Historically, the standard practice for helping borrowers has been to get them on the phone, talk about their situation, agree on a plan for successful repayment, and then conference in their loan servicer to get the process started. One key reason for this last step is to get the servicer to apply an administrative forbearance on the loans to immediately bring the account current. We anticipate a surge of demand from borrowers given the 29-month backlog and the reduction in the number of servicers.
This surge will likely result in long phone hold times at the servicers, at least for the first few months of repayment.
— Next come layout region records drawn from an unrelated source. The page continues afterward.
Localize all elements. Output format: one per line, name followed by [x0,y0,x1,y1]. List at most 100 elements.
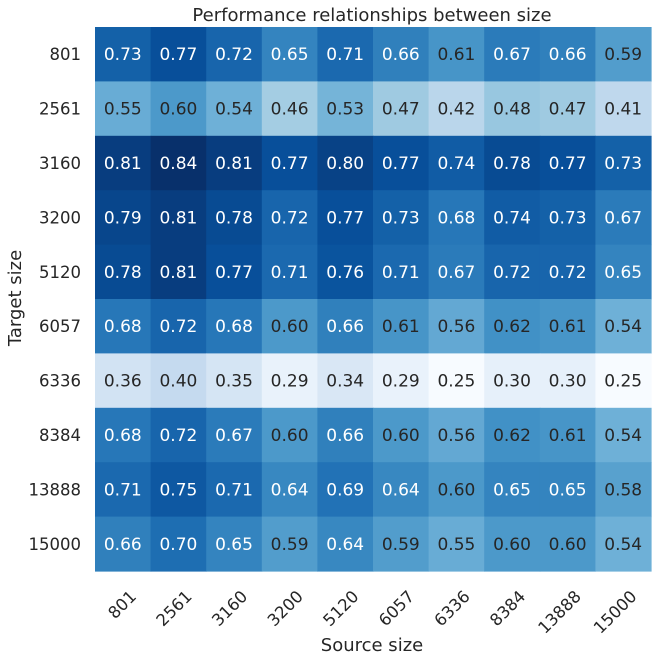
cell-value-label: 0.53 [326,100,364,120]
cell-value-label: 0.67 [437,263,475,283]
heatmap-cell [484,190,541,246]
cell-value-label: 0.81 [104,154,142,174]
cell-value-label: 0.81 [215,154,253,174]
heatmap-cell [539,407,596,463]
heatmap-cell [595,462,652,518]
cell-value-label: 0.66 [104,535,142,555]
heatmap-cell [261,27,318,82]
cell-value-label: 0.77 [215,263,253,283]
cell-value-label: 0.67 [604,208,642,228]
heatmap-cell [373,407,430,463]
heatmap-cell [484,27,541,82]
cell-value-label: 0.55 [437,535,475,555]
heatmap-cell [539,462,596,518]
cell-value-label: 0.65 [215,535,253,555]
heatmap-cell [206,27,263,82]
heatmap-cell [428,353,485,409]
cell-value-label: 0.59 [604,45,642,65]
heatmap-cell [595,353,652,409]
cell-value-label: 0.68 [215,317,253,337]
heatmap-cell [95,135,152,191]
heatmap-cell [595,516,652,572]
cell-value-label: 0.68 [104,426,142,446]
cell-value-label: 0.29 [382,372,420,392]
heatmap-cell [206,353,263,409]
cell-value-label: 0.61 [549,426,587,446]
heatmap-cells [95,27,652,572]
y-tick-label: 2561 [39,100,81,119]
y-tick-label: 801 [50,45,82,64]
heatmap-cell [317,516,374,572]
cell-value-label: 0.36 [104,372,142,392]
cell-value-label: 0.75 [159,480,197,500]
cell-value-label: 0.25 [437,372,475,392]
heatmap-cell [261,516,318,572]
heatmap-cell [261,190,318,246]
heatmap-cell [206,135,263,191]
heatmap-cell [484,299,541,354]
heatmap-cell [484,135,541,191]
cell-value-label: 0.78 [215,208,253,228]
cell-value-label: 0.77 [159,45,197,65]
heatmap-cell [373,353,430,409]
cell-value-label: 0.62 [493,317,531,337]
cell-value-label: 0.67 [215,426,253,446]
y-tick-label: 8384 [39,426,81,445]
cell-value-label: 0.65 [271,45,309,65]
heatmap-cell [261,353,318,409]
heatmap-cell [95,190,152,246]
heatmap-cell [373,27,430,82]
heatmap-cell [539,27,596,82]
cell-value-label: 0.66 [382,45,420,65]
cell-value-label: 0.66 [326,426,364,446]
heatmap-cell [150,27,207,82]
heatmap-cell [150,462,207,518]
cell-value-label: 0.71 [215,480,253,500]
heatmap-cell [595,407,652,463]
cell-value-label: 0.60 [437,480,475,500]
cell-value-label: 0.56 [437,426,475,446]
heatmap-cell [317,299,374,354]
x-tick-label: 8384 [486,587,529,630]
y-axis-ticks: 801 2561 3160 3200 5120 6057 6336 8384 13888 1500… [29,45,82,554]
cell-value-label: 0.73 [382,208,420,228]
heatmap-cell [206,299,263,354]
cell-value-label: 0.30 [549,372,587,392]
heatmap-cell [206,407,263,463]
cell-value-label: 0.47 [549,100,587,120]
heatmap-cell [150,516,207,572]
heatmap-cell [95,516,152,572]
heatmap-cell [95,27,152,82]
cell-value-label: 0.54 [215,100,253,120]
heatmap-cell [373,135,430,191]
cell-value-label: 0.68 [104,317,142,337]
heatmap-cell [539,516,596,572]
cell-value-label: 0.64 [326,535,364,555]
cell-value-label: 0.71 [326,45,364,65]
x-tick-label: 13888 [534,587,585,638]
heatmap-cell [206,516,263,572]
heatmap-cell [595,299,652,354]
cell-value-label: 0.73 [549,208,587,228]
cell-value-label: 0.59 [382,535,420,555]
heatmap-cell [261,299,318,354]
cell-value-label: 0.64 [271,480,309,500]
cell-value-label: 0.46 [271,100,309,120]
heatmap-cell [539,244,596,300]
cell-value-label: 0.74 [493,208,531,228]
y-tick-label: 15000 [29,535,82,554]
cell-value-label: 0.65 [604,263,642,283]
cell-value-label: 0.77 [382,154,420,174]
heatmap-cell [595,244,652,300]
cell-value-label: 0.56 [437,317,475,337]
cell-value-label: 0.73 [104,45,142,65]
heatmap-cell-labels: 0.73 0.77 0.72 0.65 0.71 0.66 0.61 0.67 0.66 0.59… [104,45,642,555]
heatmap-cell [261,135,318,191]
heatmap-cell [428,27,485,82]
heatmap-cell [150,190,207,246]
heatmap-cell [261,407,318,463]
heatmap-cell [261,81,318,137]
heatmap-cell [317,27,374,82]
heatmap-cell [317,407,374,463]
heatmap-cell [150,244,207,300]
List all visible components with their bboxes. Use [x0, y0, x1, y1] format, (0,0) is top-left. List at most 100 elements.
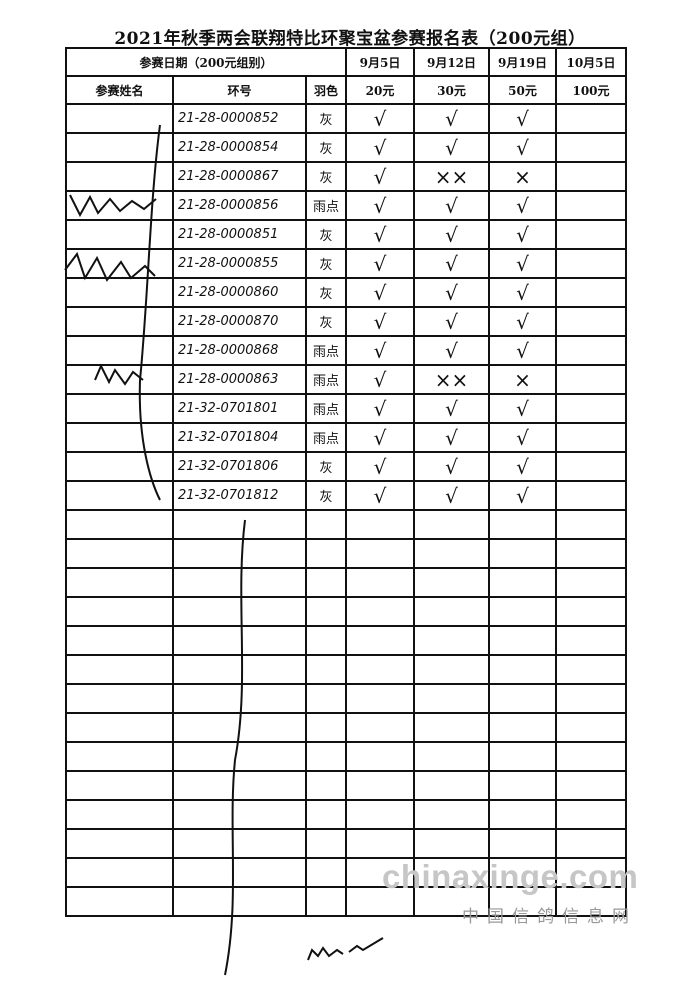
blank-cell — [555, 683, 627, 714]
blank-cell — [65, 654, 174, 685]
blank-row — [65, 741, 627, 772]
blank-cell — [305, 567, 347, 598]
race-mark-cell: √ — [413, 393, 490, 424]
race-mark-cell — [555, 132, 627, 163]
race-mark-cell — [555, 190, 627, 221]
blank-cell — [305, 538, 347, 569]
fee-1: 20元 — [345, 75, 415, 105]
race-mark-cell: √ — [488, 335, 557, 366]
blank-cell — [65, 799, 174, 830]
table-row: 21-28-0000868 雨点 √ √ √ — [65, 335, 627, 366]
race-mark-cell: √ — [413, 451, 490, 482]
fee-3: 50元 — [488, 75, 557, 105]
blank-cell — [488, 741, 557, 772]
blank-cell — [555, 828, 627, 859]
race-mark-cell: √ — [488, 132, 557, 163]
race-mark-cell: √ — [413, 480, 490, 511]
blank-cell — [488, 712, 557, 743]
blank-cell — [413, 654, 490, 685]
blank-cell — [305, 654, 347, 685]
participant-name-cell — [65, 393, 174, 424]
blank-row — [65, 828, 627, 859]
race-mark-cell: √ — [413, 422, 490, 453]
blank-cell — [413, 509, 490, 540]
feather-color-cell: 雨点 — [305, 335, 347, 366]
race-mark-cell: √ — [345, 364, 415, 395]
date-1: 9月5日 — [345, 47, 415, 77]
race-mark-cell — [555, 219, 627, 250]
blank-cell — [65, 857, 174, 888]
table-row: 21-32-0701812 灰 √ √ √ — [65, 480, 627, 511]
ring-number-cell: 21-32-0701804 — [172, 422, 307, 453]
blank-cell — [65, 567, 174, 598]
ring-number-cell: 21-28-0000852 — [172, 103, 307, 134]
race-mark-cell — [555, 451, 627, 482]
blank-cell — [555, 770, 627, 801]
race-mark-cell: √ — [345, 451, 415, 482]
feather-color-cell: 雨点 — [305, 190, 347, 221]
blank-cell — [488, 654, 557, 685]
blank-cell — [345, 770, 415, 801]
blank-cell — [172, 857, 307, 888]
ring-number-cell: 21-28-0000855 — [172, 248, 307, 279]
blank-cell — [555, 567, 627, 598]
race-mark-cell: √ — [345, 132, 415, 163]
blank-cell — [305, 741, 347, 772]
blank-cell — [345, 654, 415, 685]
fee-4: 100元 — [555, 75, 627, 105]
blank-cell — [305, 799, 347, 830]
race-mark-cell: √ — [413, 335, 490, 366]
blank-cell — [172, 712, 307, 743]
race-mark-cell: ×× — [413, 364, 490, 395]
ring-number-cell: 21-32-0701806 — [172, 451, 307, 482]
blank-row — [65, 625, 627, 656]
fee-2: 30元 — [413, 75, 490, 105]
date-4: 10月5日 — [555, 47, 627, 77]
blank-row — [65, 654, 627, 685]
blank-cell — [345, 741, 415, 772]
ring-header: 环号 — [172, 75, 307, 105]
race-mark-cell: √ — [488, 219, 557, 250]
race-mark-cell: √ — [488, 190, 557, 221]
race-mark-cell: √ — [413, 190, 490, 221]
blank-cell — [172, 799, 307, 830]
blank-cell — [488, 828, 557, 859]
blank-cell — [172, 741, 307, 772]
feather-color-cell: 灰 — [305, 277, 347, 308]
ring-number-cell: 21-28-0000863 — [172, 364, 307, 395]
blank-cell — [172, 596, 307, 627]
race-mark-cell: √ — [345, 219, 415, 250]
blank-cell — [413, 770, 490, 801]
ring-number-cell: 21-28-0000856 — [172, 190, 307, 221]
blank-cell — [345, 712, 415, 743]
date-header-row: 参赛日期（200元组别） 9月5日 9月12日 9月19日 10月5日 — [65, 47, 627, 77]
blank-cell — [172, 886, 307, 917]
race-mark-cell: √ — [413, 306, 490, 337]
participant-name-cell — [65, 451, 174, 482]
blank-cell — [65, 596, 174, 627]
feather-color-cell: 雨点 — [305, 422, 347, 453]
participant-name-cell — [65, 248, 174, 279]
date-2: 9月12日 — [413, 47, 490, 77]
blank-row — [65, 712, 627, 743]
race-mark-cell: √ — [345, 190, 415, 221]
blank-cell — [65, 625, 174, 656]
feather-color-cell: 灰 — [305, 103, 347, 134]
blank-cell — [413, 567, 490, 598]
watermark-site: chinaxinge.com — [382, 858, 639, 895]
table-row: 21-28-0000852 灰 √ √ √ — [65, 103, 627, 134]
participant-name-cell — [65, 277, 174, 308]
blank-cell — [413, 683, 490, 714]
registration-table: 参赛日期（200元组别） 9月5日 9月12日 9月19日 10月5日 参赛姓名… — [65, 47, 627, 917]
form-title: 2021年秋季两会联翔特比环聚宝盆参赛报名表（200元组） — [114, 29, 586, 49]
blank-cell — [413, 712, 490, 743]
blank-row — [65, 770, 627, 801]
feather-color-cell: 灰 — [305, 248, 347, 279]
blank-cell — [488, 770, 557, 801]
blank-cell — [488, 509, 557, 540]
participant-name-cell — [65, 422, 174, 453]
blank-cell — [305, 596, 347, 627]
blank-cell — [65, 683, 174, 714]
race-mark-cell — [555, 364, 627, 395]
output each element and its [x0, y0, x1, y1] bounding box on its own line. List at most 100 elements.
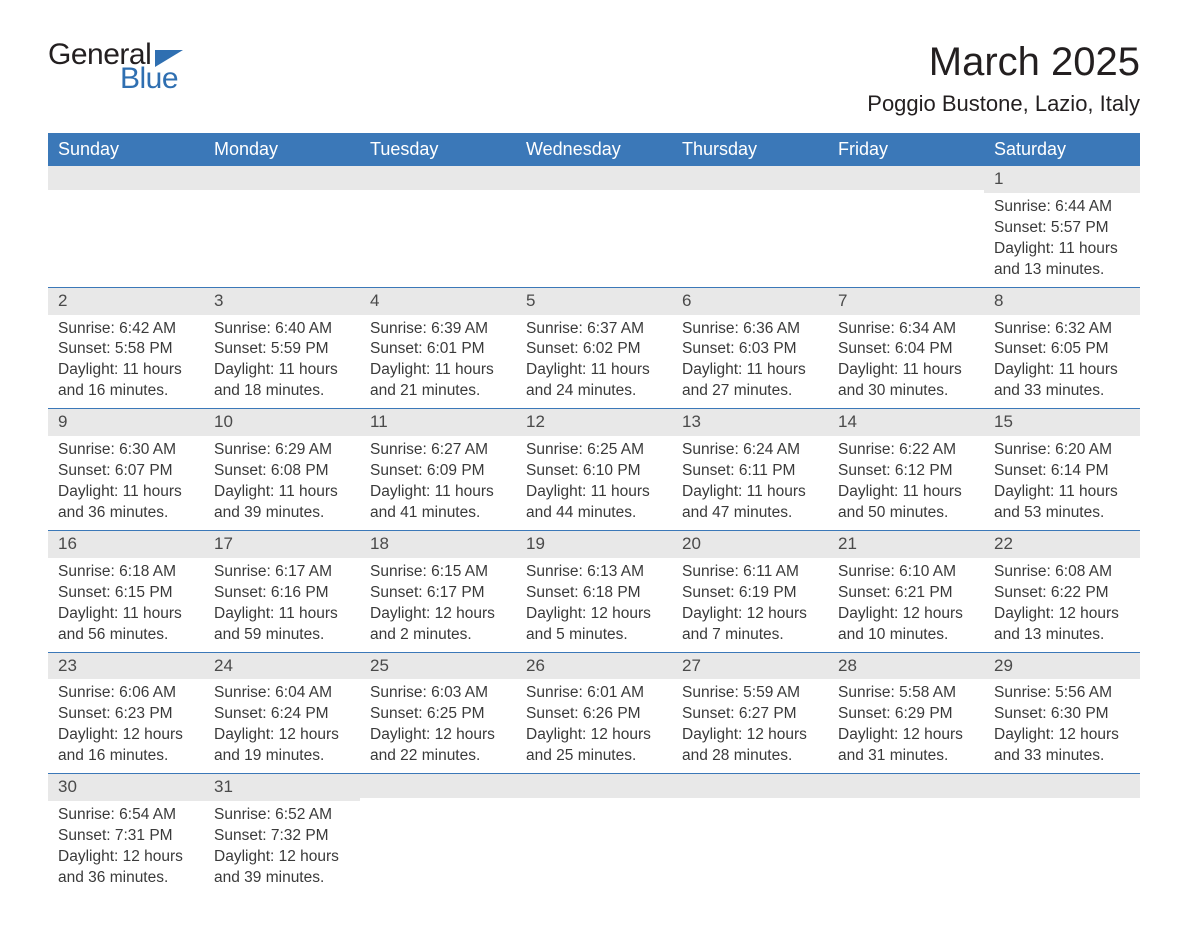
day-body: Sunrise: 6:20 AMSunset: 6:14 PMDaylight:… — [984, 436, 1140, 530]
sunrise-line: Sunrise: 6:10 AM — [838, 562, 974, 583]
calendar-cell: 4Sunrise: 6:39 AMSunset: 6:01 PMDaylight… — [360, 288, 516, 409]
sunrise-line: Sunrise: 6:29 AM — [214, 440, 350, 461]
day-body: Sunrise: 5:58 AMSunset: 6:29 PMDaylight:… — [828, 679, 984, 773]
day-body — [516, 190, 672, 200]
sunset-line: Sunset: 6:14 PM — [994, 461, 1130, 482]
sunrise-line: Sunrise: 6:54 AM — [58, 805, 194, 826]
day-body: Sunrise: 6:36 AMSunset: 6:03 PMDaylight:… — [672, 315, 828, 409]
calendar-cell: 29Sunrise: 5:56 AMSunset: 6:30 PMDayligh… — [984, 653, 1140, 774]
sunrise-line: Sunrise: 6:08 AM — [994, 562, 1130, 583]
day-number: 9 — [48, 409, 204, 436]
sunset-line: Sunset: 6:30 PM — [994, 704, 1130, 725]
page-subtitle: Poggio Bustone, Lazio, Italy — [867, 91, 1140, 117]
page-title: March 2025 — [867, 40, 1140, 85]
day-body: Sunrise: 6:44 AMSunset: 5:57 PMDaylight:… — [984, 193, 1140, 287]
day-number: 6 — [672, 288, 828, 315]
daylight-line: Daylight: 11 hours and 41 minutes. — [370, 482, 506, 524]
calendar-week: 16Sunrise: 6:18 AMSunset: 6:15 PMDayligh… — [48, 531, 1140, 653]
sunset-line: Sunset: 6:07 PM — [58, 461, 194, 482]
day-body: Sunrise: 6:29 AMSunset: 6:08 PMDaylight:… — [204, 436, 360, 530]
daylight-line: Daylight: 12 hours and 7 minutes. — [682, 604, 818, 646]
logo: General Blue — [48, 40, 183, 94]
day-number: 24 — [204, 653, 360, 680]
calendar-cell: 17Sunrise: 6:17 AMSunset: 6:16 PMDayligh… — [204, 531, 360, 652]
sunset-line: Sunset: 6:25 PM — [370, 704, 506, 725]
sunset-line: Sunset: 6:01 PM — [370, 339, 506, 360]
sunrise-line: Sunrise: 6:44 AM — [994, 197, 1130, 218]
calendar-cell: 12Sunrise: 6:25 AMSunset: 6:10 PMDayligh… — [516, 409, 672, 530]
daylight-line: Daylight: 12 hours and 28 minutes. — [682, 725, 818, 767]
daylight-line: Daylight: 12 hours and 36 minutes. — [58, 847, 194, 889]
calendar-cell: 8Sunrise: 6:32 AMSunset: 6:05 PMDaylight… — [984, 288, 1140, 409]
daylight-line: Daylight: 11 hours and 27 minutes. — [682, 360, 818, 402]
day-body: Sunrise: 6:08 AMSunset: 6:22 PMDaylight:… — [984, 558, 1140, 652]
dayhead-thursday: Thursday — [672, 133, 828, 166]
day-number: 15 — [984, 409, 1140, 436]
day-number: 28 — [828, 653, 984, 680]
calendar-cell: 25Sunrise: 6:03 AMSunset: 6:25 PMDayligh… — [360, 653, 516, 774]
dayhead-tuesday: Tuesday — [360, 133, 516, 166]
sunset-line: Sunset: 5:57 PM — [994, 218, 1130, 239]
calendar-cell — [516, 774, 672, 895]
day-number — [48, 166, 204, 190]
sunset-line: Sunset: 6:23 PM — [58, 704, 194, 725]
sunrise-line: Sunrise: 6:37 AM — [526, 319, 662, 340]
calendar-cell — [828, 166, 984, 287]
calendar-cell: 10Sunrise: 6:29 AMSunset: 6:08 PMDayligh… — [204, 409, 360, 530]
day-body: Sunrise: 6:39 AMSunset: 6:01 PMDaylight:… — [360, 315, 516, 409]
sunset-line: Sunset: 6:24 PM — [214, 704, 350, 725]
day-number: 16 — [48, 531, 204, 558]
sunrise-line: Sunrise: 6:40 AM — [214, 319, 350, 340]
day-body: Sunrise: 6:52 AMSunset: 7:32 PMDaylight:… — [204, 801, 360, 895]
day-body: Sunrise: 6:32 AMSunset: 6:05 PMDaylight:… — [984, 315, 1140, 409]
sunset-line: Sunset: 6:18 PM — [526, 583, 662, 604]
day-body: Sunrise: 6:25 AMSunset: 6:10 PMDaylight:… — [516, 436, 672, 530]
daylight-line: Daylight: 11 hours and 30 minutes. — [838, 360, 974, 402]
day-number — [360, 774, 516, 798]
calendar-cell: 20Sunrise: 6:11 AMSunset: 6:19 PMDayligh… — [672, 531, 828, 652]
calendar-cell: 6Sunrise: 6:36 AMSunset: 6:03 PMDaylight… — [672, 288, 828, 409]
daylight-line: Daylight: 11 hours and 33 minutes. — [994, 360, 1130, 402]
logo-flag-icon — [155, 50, 183, 67]
calendar-week: 2Sunrise: 6:42 AMSunset: 5:58 PMDaylight… — [48, 288, 1140, 410]
sunrise-line: Sunrise: 6:25 AM — [526, 440, 662, 461]
day-body: Sunrise: 6:10 AMSunset: 6:21 PMDaylight:… — [828, 558, 984, 652]
day-number: 30 — [48, 774, 204, 801]
day-body: Sunrise: 6:37 AMSunset: 6:02 PMDaylight:… — [516, 315, 672, 409]
calendar-cell: 5Sunrise: 6:37 AMSunset: 6:02 PMDaylight… — [516, 288, 672, 409]
calendar-cell: 31Sunrise: 6:52 AMSunset: 7:32 PMDayligh… — [204, 774, 360, 895]
sunset-line: Sunset: 5:59 PM — [214, 339, 350, 360]
calendar-cell: 2Sunrise: 6:42 AMSunset: 5:58 PMDaylight… — [48, 288, 204, 409]
calendar-cell — [672, 774, 828, 895]
dayhead-monday: Monday — [204, 133, 360, 166]
sunrise-line: Sunrise: 6:27 AM — [370, 440, 506, 461]
calendar-cell: 3Sunrise: 6:40 AMSunset: 5:59 PMDaylight… — [204, 288, 360, 409]
day-body: Sunrise: 6:42 AMSunset: 5:58 PMDaylight:… — [48, 315, 204, 409]
day-number: 18 — [360, 531, 516, 558]
day-body: Sunrise: 6:40 AMSunset: 5:59 PMDaylight:… — [204, 315, 360, 409]
calendar-week: 23Sunrise: 6:06 AMSunset: 6:23 PMDayligh… — [48, 653, 1140, 775]
calendar-cell: 19Sunrise: 6:13 AMSunset: 6:18 PMDayligh… — [516, 531, 672, 652]
day-number — [360, 166, 516, 190]
day-body — [516, 798, 672, 808]
day-number: 4 — [360, 288, 516, 315]
sunrise-line: Sunrise: 6:13 AM — [526, 562, 662, 583]
calendar-cell: 24Sunrise: 6:04 AMSunset: 6:24 PMDayligh… — [204, 653, 360, 774]
calendar-week: 9Sunrise: 6:30 AMSunset: 6:07 PMDaylight… — [48, 409, 1140, 531]
day-number: 3 — [204, 288, 360, 315]
daylight-line: Daylight: 12 hours and 25 minutes. — [526, 725, 662, 767]
calendar-cell — [516, 166, 672, 287]
calendar-cell: 14Sunrise: 6:22 AMSunset: 6:12 PMDayligh… — [828, 409, 984, 530]
calendar-cell: 23Sunrise: 6:06 AMSunset: 6:23 PMDayligh… — [48, 653, 204, 774]
sunrise-line: Sunrise: 5:56 AM — [994, 683, 1130, 704]
daylight-line: Daylight: 11 hours and 56 minutes. — [58, 604, 194, 646]
day-number: 1 — [984, 166, 1140, 193]
sunrise-line: Sunrise: 6:36 AM — [682, 319, 818, 340]
day-body: Sunrise: 6:06 AMSunset: 6:23 PMDaylight:… — [48, 679, 204, 773]
daylight-line: Daylight: 11 hours and 18 minutes. — [214, 360, 350, 402]
title-block: March 2025 Poggio Bustone, Lazio, Italy — [867, 40, 1140, 117]
day-body — [672, 798, 828, 808]
sunset-line: Sunset: 5:58 PM — [58, 339, 194, 360]
calendar-cell: 9Sunrise: 6:30 AMSunset: 6:07 PMDaylight… — [48, 409, 204, 530]
day-body — [672, 190, 828, 200]
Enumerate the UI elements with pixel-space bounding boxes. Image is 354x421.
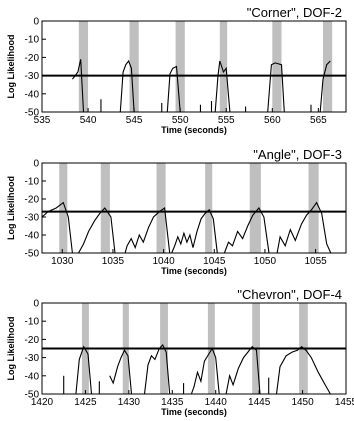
y-tick-label: 0 xyxy=(33,299,39,310)
x-tick-label: 565 xyxy=(310,115,327,126)
x-tick-label: 1455 xyxy=(335,397,354,408)
x-tick-label: 555 xyxy=(218,115,235,126)
x-tick-label: 535 xyxy=(34,115,51,126)
x-tick-label: 1420 xyxy=(31,397,54,408)
y-tick-label: -10 xyxy=(25,317,40,328)
likelihood-series xyxy=(78,207,116,254)
shaded-interval xyxy=(249,163,261,253)
likelihood-series xyxy=(119,59,135,113)
shaded-interval xyxy=(219,21,228,112)
x-tick-label: 1430 xyxy=(118,397,141,408)
likelihood-series xyxy=(143,343,171,395)
likelihood-series xyxy=(223,207,270,254)
x-tick-label: 1030 xyxy=(51,256,74,267)
x-tick-label: 1435 xyxy=(161,397,184,408)
x-tick-label: 560 xyxy=(264,115,281,126)
y-tick-label: -40 xyxy=(25,371,40,382)
y-tick-label: -40 xyxy=(25,89,40,100)
x-axis-title: Time (seconds) xyxy=(161,407,227,417)
y-axis-title: Log Likelihood xyxy=(6,176,16,240)
y-tick-label: 0 xyxy=(33,159,39,170)
x-tick-label: 1040 xyxy=(152,256,175,267)
panel-title: "Chevron", DOF-4 xyxy=(237,287,342,302)
likelihood-series xyxy=(166,65,181,113)
x-tick-label: 1045 xyxy=(203,256,226,267)
shaded-interval xyxy=(205,163,213,253)
shaded-interval xyxy=(59,163,68,253)
x-tick-label: 1440 xyxy=(205,397,228,408)
x-tick-label: 1450 xyxy=(291,397,314,408)
x-tick-label: 540 xyxy=(80,115,97,126)
likelihood-series xyxy=(319,60,331,113)
x-tick-label: 550 xyxy=(172,115,189,126)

We have always experienced good service and responsiveness from the loan servicers, and while we are confident that will continue, the numbers are daunting. As a result, we are hoping for the best and planning for the worst.
In addition to outreach before payments resume, you have access to NSLDS data that can give you insight into problems as they arise and enable targeted outreach to those that need it most. All borrowers entering repayment in the same month will create a delinquency bubble that you can’t wait to address. If you take steps to help borrowers starting at 30 days past due, it should give you time to work through the bubble. If you wait until borrowers are more delinquent, it might create a challenge that is too large to overcome.
You also can use NSLDS data to anticipate what may happen with your specific cohorts of borrowers. We have found that by using historical data and predictive modeling, we can forecast the number of borrowers who will successfully make their first payments and compare that forecast to what actually happens in September. This will enable us to quickly determine the extent of each school’s challenge and adjust outreach accordingly.
It’s important that outreach strategies include borrowers beyond those that can affect a school’s cohort default rate. While official default rates for 2019 and 2020 will be artificially low (2020 will actually be zero), there has never been this type of broad-scale payment relief for this long. Nearly all borrowers are going to need information and assistance — especially those who are entering repayment for the first time.
By engaging your students, encouraging them to take action now, and using your data to inform and execute your outreach plan, you can be the trusted voice and provide the resources and support your borrowers need.